Quack! Quack! The wild duck season has just begun, much to the delight of my faithful daogs Nelly - labrador and Coco handsome Italian Spinone, who both will grow to be excellent bird hunters.

Duck hunting is considered to be a gentlemen's sport, and my gentlemen hunters are seeking out the mallard, which is probably the best-known and most recognizable, wild duck species. Common or not, you will never find the mallard on any supermarket shelf in Latvia - only on hunters' and their friends' tables, and for a short time, at Vincents.

Unlike domestic ducks, the mallards are already taking off in large flocks and heading for North Africa, which is why my hunter friends will need to be quick. If they are lucky, then I will be lucky and you will be lucky too. (I see the making of a Eurovision song entry here!) They might even shoot a teal. It is a smaller bird, but faster and therefore more difficult to shoot, which is why it fetches the same price as a larger, mallard duck.

Ducks should be cooked relatively simply and "drawn briefly on a hot fire," as Eliza Acton would have it, which is why I recommend them to those who relish their meat quite rare, as duck meat dries up terribly when overcooked.

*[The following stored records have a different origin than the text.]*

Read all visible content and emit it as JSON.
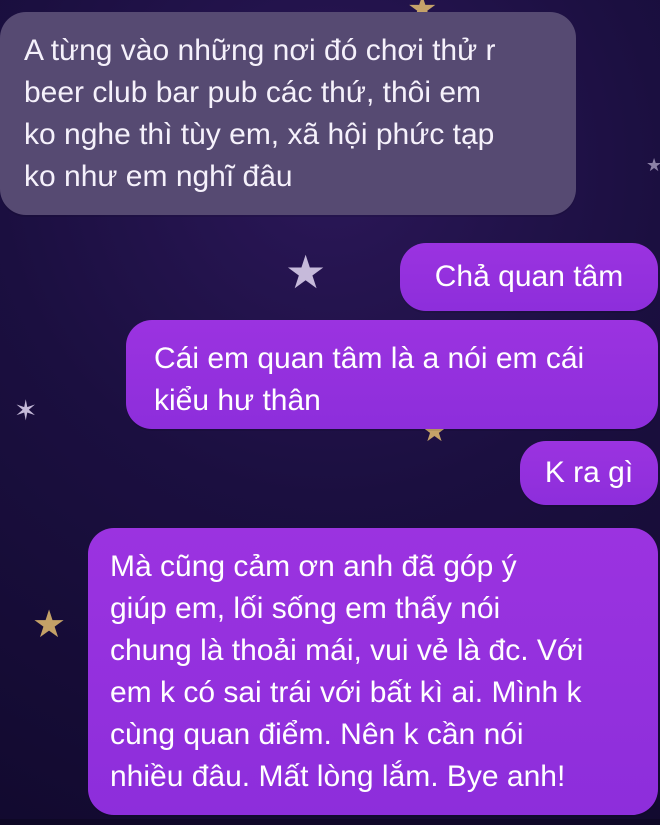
{
  "theme": {
    "background": "#1b0f40",
    "incoming_bubble": "#564a72",
    "outgoing_bubble": "#8d2edb",
    "text": "#ffffff"
  },
  "decor": {
    "icons": [
      "star-icon",
      "star-icon",
      "star-icon",
      "sparkle-icon",
      "star-icon",
      "star-icon"
    ]
  },
  "messages": [
    {
      "sender": "them",
      "text": "A từng vào những nơi đó chơi thử r\nbeer club bar pub các thứ, thôi em\nko nghe thì tùy em, xã hội phức tạp\nko như em nghĩ đâu"
    },
    {
      "sender": "me",
      "text": "Chả quan tâm"
    },
    {
      "sender": "me",
      "text": "Cái em quan tâm là a nói em cái\nkiểu hư thân"
    },
    {
      "sender": "me",
      "text": "K ra gì"
    },
    {
      "sender": "me",
      "text": "Mà cũng cảm ơn anh đã góp ý\ngiúp em, lối sống em thấy nói\nchung là thoải mái, vui vẻ là đc. Với\nem k có sai trái với bất kì ai. Mình k\ncùng quan điểm. Nên k cần nói\nnhiều đâu. Mất lòng lắm. Bye anh!"
    }
  ]
}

It is so easy for chefs to pick up the phone and to order pre-processed, pre-portioned, pre-packed, vacuumed, regular, factory, farm-raised duck magret fillets. It is much more difficult to pluck and singe a real wild bird, hang it and then prepare it as you wish, using the wings, carcass and giblets to make a truly authentic sauce as our forbearers once did.

This really falls under the category of Slow Food. Local and seasonal, real food.